Levy divides this collection into three sections – War, Poetry and Postwar(sic). Inevitably these descriptions of the daily horrors fuelled by fear, anger, even jaundiced graveyard humour, are retrospectively remembered and virtually all these voices reflect varying states of ongoing nightmares which the label PTSD does little to capture.

Films, however “realistic,” are essentially artistic fantasies, easily compartmentalised, whereas verbatim reportage can invest the statistics – 58,000 Americans and three to four million Vietnamese slaughtered – with something of what it was like to survive in the midst of this apocalypse.

Off-duty, doped-up troops, sought “clarity in the fog of war,” expressed in the words on one “grunt” (infantry army slang), “Without smoke I stumbled around aimlessly, looking for meaning in the killing of unarmed civilians, the rape of young women, and the mutilation of living and dead bodies”.

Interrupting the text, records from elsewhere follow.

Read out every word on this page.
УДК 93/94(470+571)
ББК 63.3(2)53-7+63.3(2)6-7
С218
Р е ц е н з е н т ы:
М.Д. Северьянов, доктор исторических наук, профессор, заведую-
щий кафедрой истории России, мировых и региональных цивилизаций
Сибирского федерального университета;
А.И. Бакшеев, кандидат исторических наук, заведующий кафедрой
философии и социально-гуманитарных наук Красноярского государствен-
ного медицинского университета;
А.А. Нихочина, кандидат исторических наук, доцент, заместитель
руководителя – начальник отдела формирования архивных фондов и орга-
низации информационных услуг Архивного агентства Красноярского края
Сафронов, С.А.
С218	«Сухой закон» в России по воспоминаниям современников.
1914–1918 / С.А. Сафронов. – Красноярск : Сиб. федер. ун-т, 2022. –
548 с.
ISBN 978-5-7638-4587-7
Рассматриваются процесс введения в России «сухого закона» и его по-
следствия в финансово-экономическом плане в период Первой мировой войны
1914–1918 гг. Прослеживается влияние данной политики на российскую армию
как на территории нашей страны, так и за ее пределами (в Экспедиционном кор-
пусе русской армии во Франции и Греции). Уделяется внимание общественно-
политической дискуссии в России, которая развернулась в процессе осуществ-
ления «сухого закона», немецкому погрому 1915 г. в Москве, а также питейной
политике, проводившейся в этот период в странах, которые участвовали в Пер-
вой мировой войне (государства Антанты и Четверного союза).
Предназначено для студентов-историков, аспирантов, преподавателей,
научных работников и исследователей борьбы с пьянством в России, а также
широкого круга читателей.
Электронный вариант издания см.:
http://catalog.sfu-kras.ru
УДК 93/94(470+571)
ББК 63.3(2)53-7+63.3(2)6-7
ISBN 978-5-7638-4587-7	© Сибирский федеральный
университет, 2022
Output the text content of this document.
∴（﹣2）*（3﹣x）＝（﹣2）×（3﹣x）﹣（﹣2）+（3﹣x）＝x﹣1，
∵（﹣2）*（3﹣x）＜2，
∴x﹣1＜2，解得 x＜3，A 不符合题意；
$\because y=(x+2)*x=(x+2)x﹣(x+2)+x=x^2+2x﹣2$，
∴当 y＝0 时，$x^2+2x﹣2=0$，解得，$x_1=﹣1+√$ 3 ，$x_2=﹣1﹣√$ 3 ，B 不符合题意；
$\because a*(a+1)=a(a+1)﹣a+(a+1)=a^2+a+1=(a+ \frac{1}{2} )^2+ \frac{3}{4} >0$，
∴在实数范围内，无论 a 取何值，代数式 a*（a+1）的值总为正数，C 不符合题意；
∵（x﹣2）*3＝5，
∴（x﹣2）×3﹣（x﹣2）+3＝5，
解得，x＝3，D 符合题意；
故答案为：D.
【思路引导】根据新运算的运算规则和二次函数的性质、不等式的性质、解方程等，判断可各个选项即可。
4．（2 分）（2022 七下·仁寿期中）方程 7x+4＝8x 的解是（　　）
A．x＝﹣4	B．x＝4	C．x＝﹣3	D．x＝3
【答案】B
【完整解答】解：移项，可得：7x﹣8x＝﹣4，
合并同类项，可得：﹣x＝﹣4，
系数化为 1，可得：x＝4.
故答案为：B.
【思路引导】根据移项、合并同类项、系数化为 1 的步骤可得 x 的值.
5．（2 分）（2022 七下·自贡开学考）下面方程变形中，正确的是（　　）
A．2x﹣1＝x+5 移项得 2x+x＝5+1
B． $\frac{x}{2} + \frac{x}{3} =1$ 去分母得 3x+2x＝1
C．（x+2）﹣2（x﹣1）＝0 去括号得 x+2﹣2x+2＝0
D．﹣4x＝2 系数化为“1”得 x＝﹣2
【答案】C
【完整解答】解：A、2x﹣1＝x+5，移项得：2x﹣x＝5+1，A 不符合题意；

Levy’s compendium, however, is as concerned with the legacy of the war on the hapless vets, trying to live in a society which responded with the standard “thank you for your service,” a phrase as vacuous as the automatic “have a good day.”

Many engaged with the VVAW (Vietnam Veterans Against War) peace movement, others suffered in silence, or turned for companionship to the only people who could possibly understand, their fellow vets. Literally thousand are estimated to have committed suicide.

Some, like Marc Levy, turned to writing out their traumas.

Levy interestingly tracks down some cases of characters faking their experiences and medal hauls, including one Lyndon Baynes Johnson who received the silver star in an earlier war for his gallantry in fighting off a squadron of Japanese Zeros, an event challenged by his crew members and sheepishly admitted in an unpublished letter held in the LBJ Presidential Library.

This powerful book speaks directly to the writers’ own US public but the summing up by one Vietnamese war veteran speaks to everyone who mindlessly goes along with our war-games world.

“Look, what we did in Vietnam we’ve done elsewhere countless times: invade, occupy, exploit, leave our mess, lick our wounds, fete our wounded, forget them, head to the next conflict.”